Introduced May 1, 2025 by Steve Daines · Last progress May 1, 2025
The bill shifts TANF toward stronger employment focus, standardized data, and targeted investments (training, child care, IT) to improve outcomes and accountability, but does so at the cost of greater state administrative burden, privacy risks, reduced flexibility, and heightened risk of benefit loss or uneven outcomes for vulnerable families.
Low-income parents and caretakers will receive stronger, employment‑focused plans, job training, apprenticeships, and targeted work supports designed to increase employment, retention, and post‑exit earnings.
Low‑income families will get more consistent, evidence‑based case management and outreach (including periodic plan reviews and individual opportunity plans) that can improve benefit continuity and connections to services.
States and the public will have better standardized data, outcome reporting, and a public dashboard that increase program transparency and allow outcome‑focused federal oversight of TANF effectiveness.
Low‑income families and benefit recipients face greater risk of benefit reductions, sanctions, or loss of cash assistance if they fail to meet stricter work participation rules, frequent plan obligations, or negotiated performance targets, increasing short‑term hardship for those with barriers to work.
States will incur substantial new administrative, reporting, IT, and compliance costs (individual‑level hours tracking, statistical‑model reporting, plan approvals, technical assistance), which may divert funds from direct services or force higher state spending or taxes.
Tying federal funding to post‑exit employment and negotiated outcome targets risks incentivizing caseload reduction, off‑rolling, or gaming of metrics, producing uneven access across states and penalizing areas with weaker labor markets.
Based on analysis of 35 sections of legislative text.
Overhauls TANF to require individual work plans and outcomes, cap eligibility, set 25% spending floors for work supports, tighten reporting and penalties, and change grant authorities.

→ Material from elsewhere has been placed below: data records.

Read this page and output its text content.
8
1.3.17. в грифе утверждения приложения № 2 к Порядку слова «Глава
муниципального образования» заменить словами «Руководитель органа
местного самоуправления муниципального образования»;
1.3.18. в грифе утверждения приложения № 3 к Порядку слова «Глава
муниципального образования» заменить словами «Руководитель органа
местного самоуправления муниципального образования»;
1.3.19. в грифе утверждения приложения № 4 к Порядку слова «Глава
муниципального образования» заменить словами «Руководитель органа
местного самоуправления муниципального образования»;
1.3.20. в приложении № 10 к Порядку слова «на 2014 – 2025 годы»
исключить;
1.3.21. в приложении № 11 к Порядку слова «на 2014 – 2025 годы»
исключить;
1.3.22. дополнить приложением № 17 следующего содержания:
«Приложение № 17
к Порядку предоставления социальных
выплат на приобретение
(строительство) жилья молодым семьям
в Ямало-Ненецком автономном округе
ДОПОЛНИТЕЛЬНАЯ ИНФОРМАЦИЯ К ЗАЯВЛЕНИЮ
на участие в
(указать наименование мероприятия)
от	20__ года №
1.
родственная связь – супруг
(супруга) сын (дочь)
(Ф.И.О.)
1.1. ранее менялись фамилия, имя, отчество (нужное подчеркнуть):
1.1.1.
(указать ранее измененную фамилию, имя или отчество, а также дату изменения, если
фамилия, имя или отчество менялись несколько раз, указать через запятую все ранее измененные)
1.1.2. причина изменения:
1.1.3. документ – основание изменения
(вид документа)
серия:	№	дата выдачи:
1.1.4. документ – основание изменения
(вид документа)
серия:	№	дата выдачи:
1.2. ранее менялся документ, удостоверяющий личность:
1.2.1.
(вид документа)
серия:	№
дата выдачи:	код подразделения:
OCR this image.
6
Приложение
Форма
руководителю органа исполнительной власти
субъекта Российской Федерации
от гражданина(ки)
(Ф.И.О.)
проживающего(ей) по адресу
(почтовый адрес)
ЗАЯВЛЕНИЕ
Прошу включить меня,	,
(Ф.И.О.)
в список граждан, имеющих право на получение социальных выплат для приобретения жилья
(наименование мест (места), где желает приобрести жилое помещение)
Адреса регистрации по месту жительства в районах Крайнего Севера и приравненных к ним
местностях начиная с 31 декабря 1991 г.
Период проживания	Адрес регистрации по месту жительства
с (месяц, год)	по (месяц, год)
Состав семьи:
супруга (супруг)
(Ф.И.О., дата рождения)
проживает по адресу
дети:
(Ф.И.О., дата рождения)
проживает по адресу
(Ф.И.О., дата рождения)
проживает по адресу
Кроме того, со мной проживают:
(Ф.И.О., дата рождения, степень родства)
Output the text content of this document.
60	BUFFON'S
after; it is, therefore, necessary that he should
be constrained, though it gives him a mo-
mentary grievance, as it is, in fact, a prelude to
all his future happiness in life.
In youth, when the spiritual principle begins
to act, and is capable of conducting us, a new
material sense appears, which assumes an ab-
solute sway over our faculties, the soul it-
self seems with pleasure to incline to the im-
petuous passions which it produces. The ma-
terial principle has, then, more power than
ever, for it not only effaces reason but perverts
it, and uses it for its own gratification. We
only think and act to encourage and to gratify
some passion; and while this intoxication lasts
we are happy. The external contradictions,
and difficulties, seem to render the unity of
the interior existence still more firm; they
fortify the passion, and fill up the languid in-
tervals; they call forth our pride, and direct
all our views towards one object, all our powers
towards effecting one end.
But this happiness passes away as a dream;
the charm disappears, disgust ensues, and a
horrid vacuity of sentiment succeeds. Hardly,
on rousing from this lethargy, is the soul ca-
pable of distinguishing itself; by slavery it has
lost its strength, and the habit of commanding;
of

Makes broad changes to the Temporary Assistance for Needy Families (TANF) program to push states toward stronger work and employment outcomes. It adds new work and outcome requirements, requires individualized employment plans and frequent reviews for work‑eligible adults, sets minimum spending floors for work supports and training, tightens data reporting and government oversight, and imposes new penalties for noncompliance. Also tightens eligibility and allowable uses of funds by capping direct TANF assistance to families with monthly income above twice the poverty line, bans direct TANF spending on child care/early childhood programs, removes several older grant authorities, expands state transfer options to workforce and child care programs, and sets an effective date of October 1, 2026.